Eric Umansky, a senior editor at ProPublica and former editor of MotherJones.com, told The Observer “it was usually a pretty easy sell.”
“The reality was we were basically telling people we’re gonna make your documents easier to find; we’re going to give more attention to your reporting and, in exchange, it doesn’t cost you anything and you don’t have to make any commitment besides good faith in your documents,” he said.
As The Observer reported in June, DocumentCloud was co-created by Aron Pilhofer, editor of interactive news technologies at The New York Times, and Ben Koski, a software engineer in The New York Times‘ interactive news technology group (who worked on that Gauging Your Distraction online game for The Times). Their proposal for the high-tech data archive was one of nine projects to receive a total of $5.1 million in grants to come up with new ideas on reinventing news and information organization using crowd-sourcing, mobile technology and other digital journalism tactics.
The team received a two-year grant of $719,500 (they were originally seeking $1 million over three years) and are now in full-swing development mode.

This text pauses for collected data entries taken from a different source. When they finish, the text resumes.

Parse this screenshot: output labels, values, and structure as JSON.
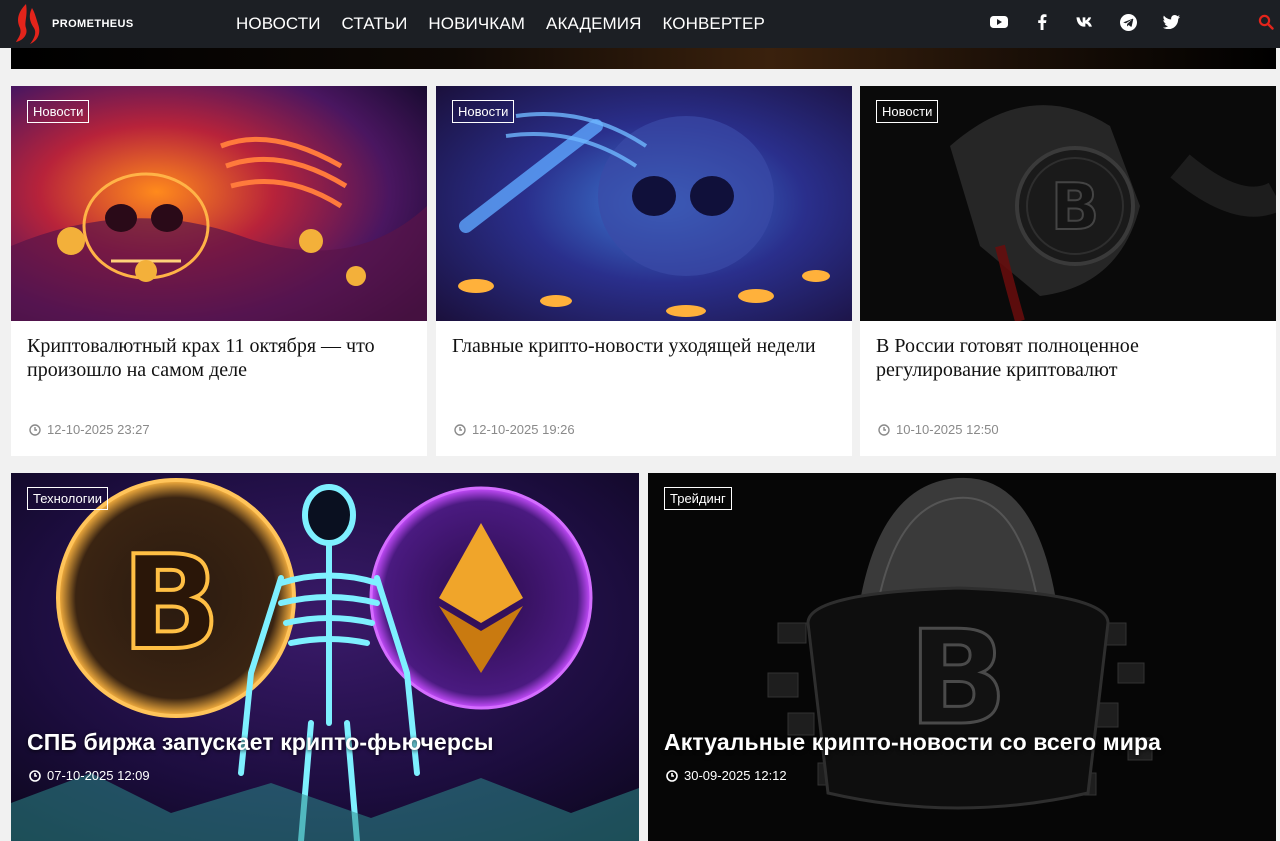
{
  "header": {
    "brand": "PROMETHEUS",
    "brand_color": "#e3241b",
    "nav": [
      "НОВОСТИ",
      "СТАТЬИ",
      "НОВИЧКАМ",
      "АКАДЕМИЯ",
      "КОНВЕРТЕР"
    ],
    "socials": [
      "youtube-icon",
      "facebook-icon",
      "vk-icon",
      "telegram-icon",
      "twitter-icon"
    ],
    "search_icon": "search-icon",
    "accent": "#e3241b"
  },
  "cards": [
    {
      "tag": "Новости",
      "title": "Криптовалютный крах 11 октября — что произошло на самом деле",
      "date": "12-10-2025 23:27"
    },
    {
      "tag": "Новости",
      "title": "Главные крипто-новости уходящей недели",
      "date": "12-10-2025 19:26"
    },
    {
      "tag": "Новости",
      "title": "В России готовят полноценное регулирование криптовалют",
      "date": "10-10-2025 12:50"
    }
  ],
  "featured": [
    {
      "tag": "Технологии",
      "title": "СПБ биржа запускает крипто-фьючерсы",
      "date": "07-10-2025 12:09"
    },
    {
      "tag": "Трейдинг",
      "title": "Актуальные крипто-новости со всего мира",
      "date": "30-09-2025 12:12"
    }
  ]
}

DocumentCloud’s software, once its fully built, will take all those papers that reporters, bloggers and civic groups usually stack in their bottom drawers or computer desktop folders at the end of their investigations, and extract all the information so that it’s findable, shareable and searchable on the Web.
Think of those huge PDFs displaying political donations, legislative votes, sports players’ stats or even VIP lists from socialite dinners and parties—all extracted and put online in their rawest forms.

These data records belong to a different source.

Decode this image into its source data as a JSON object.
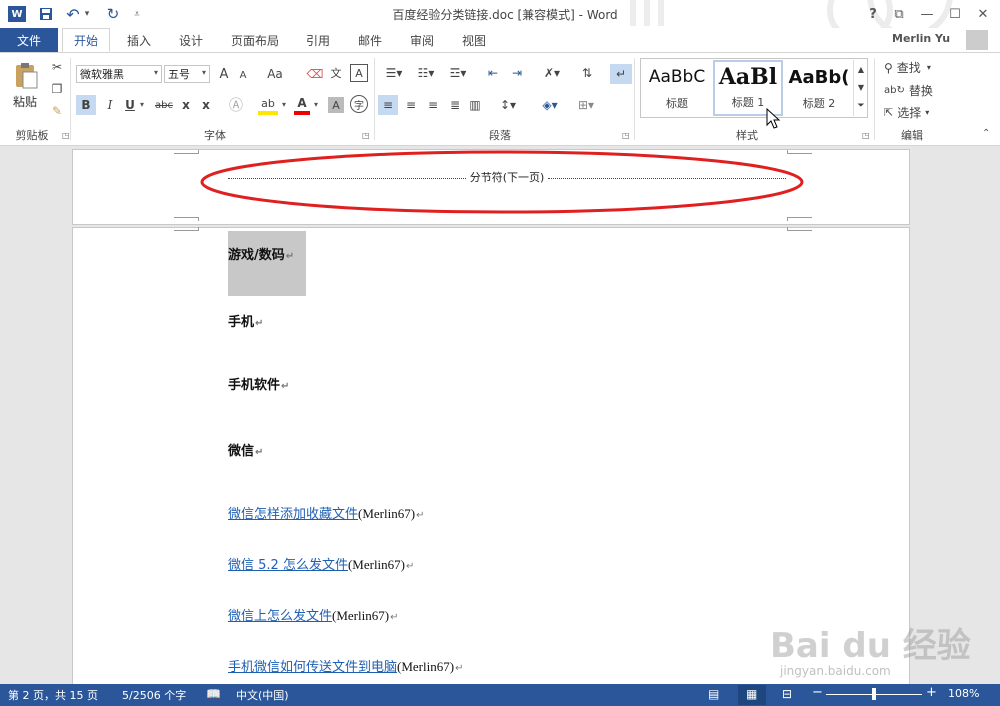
{
  "window": {
    "title": "百度经验分类链接.doc [兼容模式] - Word",
    "user": "Merlin Yu",
    "help": "?",
    "ribbon_display": "⧉",
    "minimize": "—",
    "maximize": "☐",
    "close": "✕"
  },
  "quick_access": {
    "app_icon": "W",
    "save": "💾",
    "undo": "↶",
    "undo_dropdown": "▾",
    "redo": "↻",
    "customize": "⩡"
  },
  "tabs": {
    "file": "文件",
    "items": [
      "开始",
      "插入",
      "设计",
      "页面布局",
      "引用",
      "邮件",
      "审阅",
      "视图"
    ]
  },
  "ribbon": {
    "clipboard": {
      "paste": "粘贴",
      "label": "剪贴板"
    },
    "font": {
      "name": "微软雅黑",
      "size": "五号",
      "grow": "A",
      "shrink": "A",
      "case": "Aa",
      "bold": "B",
      "italic": "I",
      "underline": "U",
      "strike": "abc",
      "subscript": "x",
      "superscript": "x",
      "font_color": "A",
      "char_shading": "A",
      "label": "字体"
    },
    "paragraph": {
      "label": "段落"
    },
    "styles": {
      "items": [
        {
          "sample": "AaBbC",
          "name": "标题"
        },
        {
          "sample": "AaBl",
          "name": "标题 1"
        },
        {
          "sample": "AaBb(",
          "name": "标题 2"
        }
      ],
      "label": "样式"
    },
    "editing": {
      "find": "查找",
      "replace": "替换",
      "select": "选择",
      "label": "编辑"
    }
  },
  "document": {
    "section_break": "分节符(下一页)",
    "lines": [
      {
        "text": "游戏/数码",
        "kind": "heading-highlighted"
      },
      {
        "text": "手机",
        "kind": "heading"
      },
      {
        "text": "手机软件",
        "kind": "heading"
      },
      {
        "text": "微信",
        "kind": "heading"
      },
      {
        "link": "微信怎样添加收藏文件",
        "suffix": "(Merlin67)"
      },
      {
        "link": "微信 5.2 怎么发文件",
        "suffix": "(Merlin67)"
      },
      {
        "link": "微信上怎么发文件",
        "suffix": "(Merlin67)"
      },
      {
        "link": "手机微信如何传送文件到电脑",
        "suffix": "(Merlin67)"
      }
    ],
    "para_mark": "↵"
  },
  "status": {
    "page": "第 2 页，共 15 页",
    "words": "5/2506 个字",
    "language": "中文(中国)",
    "zoom": "108%",
    "zoom_minus": "−",
    "zoom_plus": "+"
  },
  "watermark": {
    "brand": "Bai du 经验",
    "url": "jingyan.baidu.com"
  },
  "colors": {
    "accent": "#2b579a",
    "link": "#1f5fb3",
    "annotation": "#e02020",
    "highlight": "#c8c8c8"
  }
}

Using software from DocumentCloud’s partners, users will be able to play with the data and create displays. They would also be able to search for documents by date, topic, person or location, and make connections between them in all kinds of ways. All of the information will be free and searchable by the public, according to Mr. Klein and Mr. Umansky.

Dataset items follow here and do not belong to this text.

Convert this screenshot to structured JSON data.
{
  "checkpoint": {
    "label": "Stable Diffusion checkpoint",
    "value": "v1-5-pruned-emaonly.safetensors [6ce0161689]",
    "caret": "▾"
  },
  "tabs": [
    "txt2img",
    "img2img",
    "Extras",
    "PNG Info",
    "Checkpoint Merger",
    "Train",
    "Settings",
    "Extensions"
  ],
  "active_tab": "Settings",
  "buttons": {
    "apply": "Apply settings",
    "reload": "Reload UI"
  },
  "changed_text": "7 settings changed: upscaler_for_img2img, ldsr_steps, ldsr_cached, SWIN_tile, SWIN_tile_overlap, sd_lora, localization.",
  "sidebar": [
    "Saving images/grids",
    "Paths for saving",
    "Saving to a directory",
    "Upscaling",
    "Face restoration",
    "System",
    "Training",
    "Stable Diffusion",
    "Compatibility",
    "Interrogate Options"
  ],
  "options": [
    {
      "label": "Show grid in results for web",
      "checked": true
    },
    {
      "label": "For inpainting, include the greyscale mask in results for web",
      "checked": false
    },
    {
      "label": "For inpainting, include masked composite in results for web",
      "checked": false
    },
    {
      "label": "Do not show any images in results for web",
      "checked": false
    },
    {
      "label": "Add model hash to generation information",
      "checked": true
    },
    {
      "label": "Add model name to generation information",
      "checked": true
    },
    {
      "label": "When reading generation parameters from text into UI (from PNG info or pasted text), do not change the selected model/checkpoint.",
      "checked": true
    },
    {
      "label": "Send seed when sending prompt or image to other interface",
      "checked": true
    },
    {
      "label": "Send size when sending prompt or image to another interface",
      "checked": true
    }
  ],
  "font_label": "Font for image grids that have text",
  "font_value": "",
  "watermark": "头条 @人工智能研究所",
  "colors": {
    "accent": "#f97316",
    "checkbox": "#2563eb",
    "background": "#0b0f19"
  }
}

The New York Times, ProPublica, Talking Points Memo, the National Security Archive and Gotham Gazette have been partners from the beginning from the project.
Other publications that will be contributing their resources and documents include the Chicago Tribune, Dallas Morning News, Arizona Republic, Minnesota Post, St. Petersburg Times and the Voice of San Diego.
Nonprofits and organizations joining in are the ACLU National Security Project, Center for Democracy and Technology, the Centre for Investigative Journalism at City University in London, the Center for Investigative Reporting in California, the Center for Public Integrity, the Investigative Workshop at American University and the Sunlight Foundation.
PBS’ NewsHour with Jim Lehrer is also partnering with DocumentCloud.
Creating these partnerships will “give us tons of documents to train the system, to test the system, put us on the right track for practicalities of the system, and also train our software in terms of symentic data extractions,” said Mr. Klein. “But we want them to be kicking the tires as we go. They should be telling us, ‘This is what is interesting and helpful to us as a newsroom and these are the things that we find confusing.'”
Right now, only these partners will be able to upload documents into the system. But once the beta test of DocumentCloud is up and running (they hope to have something for the public to see by next August) any journalist, blogger or regular Joe will be able to access all of that information.
Their programming and open-source projects will all be free and open for other developers to use as well. They’ll be releasing them throughout the year as they work.
Although the DocumentCloud team is considering pay models to sustain the project once their grant money runs out, “for now, we’re very much thinking of this as something that is going to benefit society and help newsrooms get their messages out,” said Mr. Umansky. “We’re a charitable nonprofit.”